Knowledge, science, is the application of human intelligence to the empirical world. Math is just another word for intelligence. To believe in Creation is to believe that our intelligence is God-given, that there can be no conflict between Science and Creation. Science describes Creation in all its complexity. Difference is essential to the world. Otherwise, we would all be a pre-Big Bang lump. Our knowledge of our own little piece of the world does not mean that someone else’s knowledge is wrong.
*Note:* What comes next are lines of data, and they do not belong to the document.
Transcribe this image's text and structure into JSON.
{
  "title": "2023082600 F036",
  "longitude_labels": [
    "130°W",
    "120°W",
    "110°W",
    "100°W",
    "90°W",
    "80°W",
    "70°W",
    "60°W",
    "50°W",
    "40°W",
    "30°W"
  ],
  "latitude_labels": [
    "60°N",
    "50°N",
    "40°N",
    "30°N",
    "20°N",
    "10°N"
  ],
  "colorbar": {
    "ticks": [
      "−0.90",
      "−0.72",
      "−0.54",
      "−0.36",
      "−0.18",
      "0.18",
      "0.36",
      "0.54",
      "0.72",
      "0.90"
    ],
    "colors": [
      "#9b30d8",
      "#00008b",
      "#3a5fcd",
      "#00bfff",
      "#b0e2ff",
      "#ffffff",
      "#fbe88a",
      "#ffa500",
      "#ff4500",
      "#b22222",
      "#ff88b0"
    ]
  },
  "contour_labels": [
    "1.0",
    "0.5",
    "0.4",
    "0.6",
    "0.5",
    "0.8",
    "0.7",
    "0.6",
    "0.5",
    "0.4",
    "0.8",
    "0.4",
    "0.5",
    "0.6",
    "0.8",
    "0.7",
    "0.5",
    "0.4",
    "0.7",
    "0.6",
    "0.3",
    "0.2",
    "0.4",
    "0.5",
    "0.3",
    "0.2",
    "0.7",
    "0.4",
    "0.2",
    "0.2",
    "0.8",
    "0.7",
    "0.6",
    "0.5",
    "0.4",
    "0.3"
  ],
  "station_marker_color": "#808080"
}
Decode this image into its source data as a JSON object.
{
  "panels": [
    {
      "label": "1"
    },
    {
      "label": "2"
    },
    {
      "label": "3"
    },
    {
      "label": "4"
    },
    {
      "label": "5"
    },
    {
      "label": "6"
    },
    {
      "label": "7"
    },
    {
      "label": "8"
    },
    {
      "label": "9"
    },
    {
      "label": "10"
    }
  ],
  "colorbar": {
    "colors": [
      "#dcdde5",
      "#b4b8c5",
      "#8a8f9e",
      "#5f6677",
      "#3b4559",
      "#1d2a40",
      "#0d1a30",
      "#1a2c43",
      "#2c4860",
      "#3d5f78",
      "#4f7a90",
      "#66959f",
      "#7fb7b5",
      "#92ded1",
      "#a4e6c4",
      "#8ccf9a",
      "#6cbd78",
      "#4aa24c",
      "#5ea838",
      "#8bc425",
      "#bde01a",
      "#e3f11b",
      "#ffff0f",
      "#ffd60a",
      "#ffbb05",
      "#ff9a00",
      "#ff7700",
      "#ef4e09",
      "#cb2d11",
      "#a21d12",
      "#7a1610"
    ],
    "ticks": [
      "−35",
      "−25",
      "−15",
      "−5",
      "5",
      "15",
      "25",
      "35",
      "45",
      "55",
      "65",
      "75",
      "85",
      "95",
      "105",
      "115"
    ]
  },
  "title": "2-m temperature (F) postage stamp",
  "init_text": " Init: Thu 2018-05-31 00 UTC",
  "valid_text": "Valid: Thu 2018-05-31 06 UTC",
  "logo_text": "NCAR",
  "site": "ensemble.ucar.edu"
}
Faith is an attitude. An attitude that one’s own knowledge is complete and better than someone else’s knowledge is not faith in God but in oneself. “I Am Who I Am. Do not put false gods before me.” St Athanasius describes many of the idols of his time as objective representations of human thoughts and feelings. (Contra Gentes) In our day, many of our idols remain abstractions, like “Money” From the 5th Reading of the Easter Vigil we hear God say “My thoughts are not your thoughts.” (Isaiah 55) The attitude of faith colours knowledge, and faith in God means frankly accepting the limitations of one’s own knowledge.

The Gospel from the afternoon Mass of Easter (from John 20) tells the Resurrection story on the Road to Emmaus. It is a deeply layered and thoughtful summary of the Passion and Resurrection and a description of how an attitude of faith colours and therefore changes previous understanding. Both disciples (both Cleopas and I the Reader) had studied and knew the Scriptures well. But how did we interpret them before being shown it was necessary “that the Christ should suffer these things and then enter into his glory.” All those readings during the Easter Vigil were efforts to replay what the Stranger explained on the road to Emmaus. The key words are “he interpreted to them…”

How often we need an interpreter. Words unfamiliar from another language, but also words familiar all our lives from a new perspective “open our eyes” and colour our understanding so “our hearts burn within us”: not new knowledge but familiar knowledge, coloured by faith.

The disciples on the road had hoped that Jesus the Prophet would free Israel from the Romans; but the living Christ, in the breaking of the bread revealed that it is love that defeats death and colours all our understanding.